Using Machine Learning to Discover Parsimonious and Physically‐Interpretable Representations of Catchment‐Scale Rainfall‐Runoff Dynamics
Due largely to challenges associated with physical interpretability of machine learning (ML) methods, and because model interpretability is key to credibility in management applications, many scientists and practitioners are hesitant to discard traditional physical‐conceptual modeling approaches despite their poorer predictive performance. Here, we examine how to develop parsimonious minimally‐optimal representations that can facilitate better insight regarding system functioning.

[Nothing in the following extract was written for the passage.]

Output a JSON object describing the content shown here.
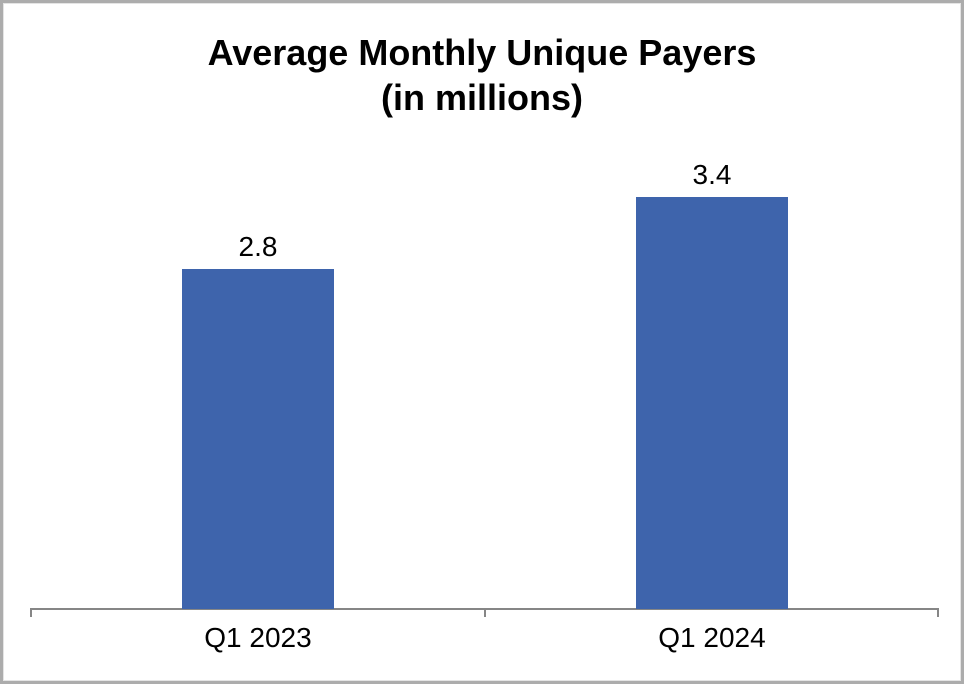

The term “minimally‐optimal” indicates that the desired outcome can be achieved with the smallest possible effort and resources, while “parsimony” is widely held to support understanding. Accordingly, we suggest that ML‐based modeling should use computational units that are inherently physically‐interpretable, and explore how generic network architectures comprised of Mass‐Conserving‐Perceptron can be used to model dynamical systems in a physically‐interpretable manner. In the context of spatially‐lumped catchment‐scale modeling, we find that both physical interpretability and good predictive performance can be achieved using a “distributed‐state” network with context‐dependent gating and “information‐sharing” across nodes. The distributed‐state mechanism ensures a sufficient number of temporally‐evolving properties of system storage while information‐sharing ensures proper synchronization of such properties. The results indicate that MCP‐based ML models with only a few layers (up to two) and relativity few physical flow pathways (up to three) can play a significant role in ML‐based streamflow modeling.